WASHINGTON — Congress wants to be prepared when Roger Clemens and his former trainer, Brian McNamee, head to Capitol Hill.
The House hearing involving Clemens, McNamee and Andy Pettitte was postponed Wednesday from Jan. 16 until Feb. 13, giving lawmakers more time to gather evidence, to take depositions from the witnesses and to coordinate their investigation with the Justice Department.
The House Committee on Oversight and Government Reform was to begin meeting with lawyers for the witnesses today. Clemens’ attorney, Rusty Hardin, said he hopes to meet with committee staffers next week. In addition, McNamee is to meet with federal prosecutors today in New York.
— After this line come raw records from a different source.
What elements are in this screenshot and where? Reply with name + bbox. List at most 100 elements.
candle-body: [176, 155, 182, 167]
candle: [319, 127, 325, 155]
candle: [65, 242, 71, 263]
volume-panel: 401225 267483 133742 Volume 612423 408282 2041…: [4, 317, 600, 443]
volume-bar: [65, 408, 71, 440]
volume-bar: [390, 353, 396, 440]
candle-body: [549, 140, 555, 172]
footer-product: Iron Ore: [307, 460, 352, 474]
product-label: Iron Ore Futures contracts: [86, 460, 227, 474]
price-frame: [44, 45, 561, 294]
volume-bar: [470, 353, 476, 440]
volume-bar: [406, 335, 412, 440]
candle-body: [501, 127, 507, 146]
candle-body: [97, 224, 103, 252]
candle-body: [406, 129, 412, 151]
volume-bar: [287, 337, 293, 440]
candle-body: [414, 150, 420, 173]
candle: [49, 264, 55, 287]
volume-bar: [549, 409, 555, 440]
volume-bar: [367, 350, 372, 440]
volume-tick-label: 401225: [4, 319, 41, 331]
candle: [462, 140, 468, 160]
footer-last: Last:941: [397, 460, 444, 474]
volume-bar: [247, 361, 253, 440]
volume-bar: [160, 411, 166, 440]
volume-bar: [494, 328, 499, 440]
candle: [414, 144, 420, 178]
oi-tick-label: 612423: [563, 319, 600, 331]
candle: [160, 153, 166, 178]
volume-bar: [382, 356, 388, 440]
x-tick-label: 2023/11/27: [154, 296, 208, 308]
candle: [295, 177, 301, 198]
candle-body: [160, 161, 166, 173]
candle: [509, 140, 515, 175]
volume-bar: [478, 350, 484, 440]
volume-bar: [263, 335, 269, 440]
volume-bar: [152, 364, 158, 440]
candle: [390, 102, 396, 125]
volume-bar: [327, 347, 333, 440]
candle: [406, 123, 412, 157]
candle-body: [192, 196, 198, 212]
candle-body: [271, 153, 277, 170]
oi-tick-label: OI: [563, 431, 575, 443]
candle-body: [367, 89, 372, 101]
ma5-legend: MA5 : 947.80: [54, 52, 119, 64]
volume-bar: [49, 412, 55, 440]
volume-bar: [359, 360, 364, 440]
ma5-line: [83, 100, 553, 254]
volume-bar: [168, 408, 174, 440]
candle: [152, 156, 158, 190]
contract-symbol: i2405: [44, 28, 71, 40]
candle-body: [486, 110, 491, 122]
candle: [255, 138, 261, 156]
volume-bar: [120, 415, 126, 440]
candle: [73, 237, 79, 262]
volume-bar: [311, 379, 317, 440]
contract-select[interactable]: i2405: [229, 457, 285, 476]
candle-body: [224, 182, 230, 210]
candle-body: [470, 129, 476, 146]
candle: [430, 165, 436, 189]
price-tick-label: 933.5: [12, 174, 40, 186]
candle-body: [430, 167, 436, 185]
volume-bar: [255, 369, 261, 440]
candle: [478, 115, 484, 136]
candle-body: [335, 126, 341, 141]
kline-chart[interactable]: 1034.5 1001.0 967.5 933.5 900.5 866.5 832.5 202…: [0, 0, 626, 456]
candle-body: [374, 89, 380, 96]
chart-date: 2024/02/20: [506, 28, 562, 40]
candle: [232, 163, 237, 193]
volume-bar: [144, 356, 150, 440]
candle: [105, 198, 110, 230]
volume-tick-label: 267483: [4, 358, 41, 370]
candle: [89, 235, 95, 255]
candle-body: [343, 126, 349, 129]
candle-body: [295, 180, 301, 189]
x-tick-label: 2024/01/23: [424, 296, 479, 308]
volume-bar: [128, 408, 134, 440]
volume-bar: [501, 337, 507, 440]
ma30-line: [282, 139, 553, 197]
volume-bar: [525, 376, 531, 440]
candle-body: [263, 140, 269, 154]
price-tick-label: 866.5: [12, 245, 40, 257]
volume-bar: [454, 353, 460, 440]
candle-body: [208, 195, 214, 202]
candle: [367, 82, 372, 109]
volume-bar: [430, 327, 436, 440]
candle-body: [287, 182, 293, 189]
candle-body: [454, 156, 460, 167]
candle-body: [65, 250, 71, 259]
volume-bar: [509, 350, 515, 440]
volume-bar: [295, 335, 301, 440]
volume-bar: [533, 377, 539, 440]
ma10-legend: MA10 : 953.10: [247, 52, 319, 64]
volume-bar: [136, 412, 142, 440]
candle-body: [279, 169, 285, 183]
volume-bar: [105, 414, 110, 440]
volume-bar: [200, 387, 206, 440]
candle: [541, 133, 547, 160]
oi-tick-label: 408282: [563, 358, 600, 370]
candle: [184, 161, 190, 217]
“Roger hasn’t done anything,” Hardin said. “The federal government looking at Roger is fine with me.”
Plans are still in place for the Jan. 15 hearing before the same committee about the Mitchell Report on baseball’s Steroids Era. The witnesses that day will be commissioner Bud Selig, union leader Donald Fehr and former Senate majority leader George Mitchell, the report’s author.
Questioned by federal prosecutors last year, McNamee said he injected Clemens with steroids and human growth hormone in 1998, 2000 and 2001. Prosecutors had him repeat those charges to Mitchell, and since the report was issued last month, Clemens has repeatedly and vehemently denied the allegations.
A lawyer for McNamee said Wednesday his client wants immunity from the House committee. Hardin said Clemens will not request immunity.
McNamee will meet with the BALCO prosecutors who are in the area for former track star Marion Jones’ sentencing Friday. Jones pleaded guilty to lying to investigators about steroid use and a check-fraud scheme.
“They want to talk to him while they’re in town,” said Earl Ward, McNamee’s primary lawyer.
Does this mean prosecutors are now turning their attention to Clemens?
“Nothing like that,” Ward said. “They just wanted grab a cup coffee, that’s all. It’s just an informal, quick meeting.”
Last week, Congress asked seven-time Cy Young Award winner Clemens, teammate and friend Pettitte and their ex-trainer, McNamee, to testify under oath. Also invited were former Yankees player Chuck Knoblauch and Kirk Radomski, the former New York Mets clubhouse attendant who was one of the main sources of evidence for the Mitchell Report.
Radomski pleaded guilty in April to federal felony charges of distributing steroids and laundering money, and he is scheduled to be sentenced Feb. 8.
“The Justice Department told the committee it would be helpful if we waited until after Radomski is sentenced,” the committee’s minority staff director, David Marin, wrote in an e-mail to The Associated Press. “This also gives us more time to delve into more recent developments, gather more information, and depose all witnesses before they testify in public.”
McNamee lawyer Richard Emery said he believed the postponement was an act of respect toward Mitchell and Tuesday’s session.
“He wanted it to be focused on steroids issues and the larger policy issues instead of everyone waiting with bated breath for the professional wrestler to get up there and make a statement,” Emery said. “Roger became the main attraction. Usually Congress loves those kind of shows.”
Plenty has happened since the committee called for the Clemens-Pettitte-McNamee hearing last Friday.
Clemens, who ranks eighth in major league history with 354 wins, filed a defamation lawsuit Sunday against McNamee. Also Sunday, a TV interview with Clemens aired in which he said McNamee injected him only with vitamin B-12 and the painkiller lidocaine. The pitcher then held a news conference Monday, when he said, “I’m going to Congress, and I’m going to tell the truth,” and played a recording of a 17-minute telephone conversation with McNamee that Clemens’ side secretly taped.
That tape could be among the items requested by the committee, the same House panel that brought sluggers Mark McGwire, Sammy Sosa and Rafael Palmeiro to Capitol Hill in March 2005. No depositions were taken before that hearing.
“We are considering requests for information from all relevant sources,” said Karen Lightfoot, communications director for the committee’s chairman, California Democrat Henry Waxman.
McNamee’s attorneys have urged the committee to obtain a recording of a conversation between his client and investigators who work for Clemens’ law firm. That meeting took place Dec. 12, a day before the Mitchell Report was released.
Pettitte acknowledged McNamee injected him twice with HGH. Radomski is alleged to have supplied McNamee with performance-enhancing drugs.
The 45-year-old Clemens put off retirement yet again in 2007, returning to the Yankees in June and going 6-6 with a 4.18 ERA. The right-hander hasn’t said whether he will pitch in the majors in 2008.